Böylece Osmanlılar 1517’den itibaren İslam dünyasının hem dini hem de siyasi
önderi olurlar.
Yavuz’un vefat
etmesiyle birlikte yerine Kanuni lakabıyla tanınan ve batıda Muhteşem Süleyman
olarak bilinen I. Süleyman geçer. Kanuni Sultan Süleyman’ın 46 yıllık saltanatı
boyunca Osmanlı İmparatorluğu en parlak dönemlerini yaşar. Son seferinde Zigetvar
Kalesi önlerinde vefat ettiğinde (1566) Osmanlı sınırları üç kıtaya birden
hükmeder durumda idi. Bu durum Kanuni’den sonra II.Selim ve III.Murad’a da
Sadrazamlık yapan Sokullu Mehmed Paşa’nın 1579’da Bosnalı bir Tımar sahibi
tarafından hançerlenerek öldürülmesine kadar devam eder. Sokullu’nun ölümüyle
başlayan duraklama döneminin doğal sonuçlarından biri olan Viyana bozgunu
(1683) o döneme kadar hep savunma psikolojisiyle hareket eden Avrupa
devletlerini yeni umutlara sevk eder. Bununla birlikte Osmanlılar 1699 yılında
ilk defa toprak kaybederek imzalamak zorunda kaldıkları Karlofça Antlaşması ile
de hızlı bir güç kaybetme süreci içerisine girerler.
Batılılaşma
Süreci:
Osmanlıların
hızla güç kaybetme süreci kimi padişahları ve Devlet Erkanını Osmanlı toplumunun
hiç de alışık olmadığı yeni çözüm arayışlarına yöneltir. İmparatorluk 18.
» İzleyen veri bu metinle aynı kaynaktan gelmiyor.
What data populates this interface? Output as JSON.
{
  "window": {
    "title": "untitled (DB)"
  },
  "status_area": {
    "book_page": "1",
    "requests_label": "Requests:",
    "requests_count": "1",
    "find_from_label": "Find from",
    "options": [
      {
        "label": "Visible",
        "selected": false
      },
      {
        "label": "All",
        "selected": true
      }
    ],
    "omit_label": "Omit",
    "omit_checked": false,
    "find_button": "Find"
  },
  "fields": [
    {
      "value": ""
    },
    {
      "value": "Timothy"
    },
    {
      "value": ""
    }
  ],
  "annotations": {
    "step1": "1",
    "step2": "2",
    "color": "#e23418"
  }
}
yüzyıldan itibaren kronikleşen Devlet sorunlarını önceki yılların aksine batı
uygarlıklarını baz alarak çözme yoluna gider. Batılılaşma hareketlerinin ilk
tohumları 1718 yılında Sadrazamlığa getirilen ve Avrupa ile yakın ilişkiler
kurma taraftarı olan Nevşehirli Damat İbrahim Paşa tarafından atılır. Bunun ilk
işareti olarak daha sonra batılılaşmanın misyonerliğini yapacak kişiler önde
gelen Avrupa başkentlerine elçi olarak gönderilir. Yenilikler elçi göndermekle
de kalmaz. Lale devri diye adlandırılan 1718 ve 1730 yılları arasında sadece
Devlet yönetiminde değil, aynı zamanda saraya yakın Osmanlı seçkinlerinin de
yaşam tarzlarında batılılaşmanın izleri görülür. Lale Devriyle başlayan batılılaşma süreci
İmparatorluğun dağılacağı tarihe kadar Devlet yönetiminin ana maddesini
oluşturacaktır.
Başarısızlıkla
sonuçlanan her reform süreci kaldığı yerden, yeniden ve daha sert bir şekilde
devam ettirilir.1730’da İstanbul’da patlak veren Patrona Halil Ayaklanması ile
Lale Devrine son verilir ve İbrahim Paşa öldürülür. Ayaklanmaya rağmen ıslahat
hareketleri başta askeri meseleler olmak üzere bir çok alanda devam ettirilir.
1789’da tahta
çıkan III. Selim 1792 yılında imzalanan Yaş Antlaşması’nın sağladığı barış
ortamından da faydalanarak kapsamlı bir ıslahat programını uygulamaya koyar.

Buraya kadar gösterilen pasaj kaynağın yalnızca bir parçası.